5 Tips for Managing Bad Days as a Parent
There is a little bit of difficulty when tackling a topic such as managing bad days when you are a parent. Because in all reality, at the end of the day, it is one of those things that when you are a parent, you just do.
So, at the risk of sounding a bit trite, I’m still going to do my best to offer some insight and suggestions, especially for those parents with RA who are early into their diagnosis and just trying to hold their life together.
5 tips for managing bad days as a parent with RA
I was diagnosed when my children were still quite young (3 children under 5 at the time). With my oldest being 12 now, I officially have a few years of parenting with RA under my belt for a wide range of ages. Not to mention, we homeschool, so while some days I wish I could just chuck them at the big, yellow bus heading down the street and head back to bed, I don’t. Here are a few alternatives.
1. Stash away some 'bored boxes'
Never underestimate the value of new things or things that have been hidden away for a while for kids. I keep 2 bins hidden away in my basement that I save to rotate out on days when I’m especially struggling. I squirrel away little items throughout the year that they won’t miss at the time. These don’t have to be big or especially exciting, but the simple novelty of something different can buy you hours of entertained bliss.
Some of my favorite things are mostly quiet activities like new board games, puzzles, Lego sets, and coloring supplies. These are not only great alternatives to throwing electronics at them all day, but they often don’t require an abundance of energy or mental fortitude. Sometimes I even throw in some great chapter books that I can read aloud if I know I might be down for a few days.
2. Make a movie day something special
Sure, it is pretty easy to scroll on through Netflix and just let it roll.

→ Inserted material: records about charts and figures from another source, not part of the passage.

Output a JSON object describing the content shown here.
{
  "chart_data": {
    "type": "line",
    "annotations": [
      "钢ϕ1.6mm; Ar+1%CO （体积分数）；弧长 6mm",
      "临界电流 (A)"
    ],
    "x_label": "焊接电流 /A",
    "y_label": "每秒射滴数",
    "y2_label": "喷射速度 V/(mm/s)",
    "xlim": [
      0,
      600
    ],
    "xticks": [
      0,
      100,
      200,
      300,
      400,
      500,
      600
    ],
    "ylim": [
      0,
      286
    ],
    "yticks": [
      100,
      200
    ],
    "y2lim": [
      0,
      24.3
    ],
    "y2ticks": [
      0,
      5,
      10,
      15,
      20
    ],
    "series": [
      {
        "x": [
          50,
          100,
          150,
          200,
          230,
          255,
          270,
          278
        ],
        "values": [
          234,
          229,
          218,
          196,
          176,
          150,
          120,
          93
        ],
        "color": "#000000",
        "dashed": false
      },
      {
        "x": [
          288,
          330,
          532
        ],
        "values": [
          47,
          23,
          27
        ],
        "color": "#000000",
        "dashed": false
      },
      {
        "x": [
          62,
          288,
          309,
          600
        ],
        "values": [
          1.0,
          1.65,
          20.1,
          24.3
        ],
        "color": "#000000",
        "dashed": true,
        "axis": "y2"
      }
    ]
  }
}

And really, there is nothing wrong with that. But let’s be honest, it only buys you 2 hours at most.
But, if you add a few easy, extra ideas, you could buy yourself quite a bit more. Have the kids design tickets or movie posters, make predictions about what they think might happen, or plan (easy) snacks and treats. The last ones do require some forethought, but like the 'bored boxes,' I hide prepackaged snacks (knowing without a doubt that bad days will come — it is just a matter of when) and let the kids set up a little concession stand and sell treats using Monopoly money.
3. Have a backup plan in place
There are sometimes just days when no matter how many tricks you have up your sleeve, you just KNOW it is going to be ugly and you have to hit the panic button. It is my hope that you are blessed to have someone in your life who, when the poop really hits the fan, you can call and beg for help. Even a few blissful hours of quiet can make a huge difference in your ability to fight your way till bedtime. If you have someone that you’ve been able to talk with about this scenario ahead of time, it will help.
4. Communicate with your children
One of the rare positives that have come out of raising children with RA is that I’ve noticed that my children have developed a deep sense of empathy for others. Once they were old enough to understand that sometimes Mom doesn't feel good, they’ve been more willing to be helpful on those days. Simple conversations, especially as they get older, can go a long way in helping them understand without burdening them with unnecessary worry in an age-appropriate way.
5. Don’t beat yourself up
Sometimes the best thing you can do on bad days as a parent with RA is consciously set that guilt aside. Life, and especially life with rheumatoid arthritis, isn’t perfect, and that is okay.
So your kids go over their allotted screen time on a bad day. The world isn’t going to end. Protect your mental health and remind yourself that tomorrow is another day, and just soldier on.
What tips do you have for parenting with RA?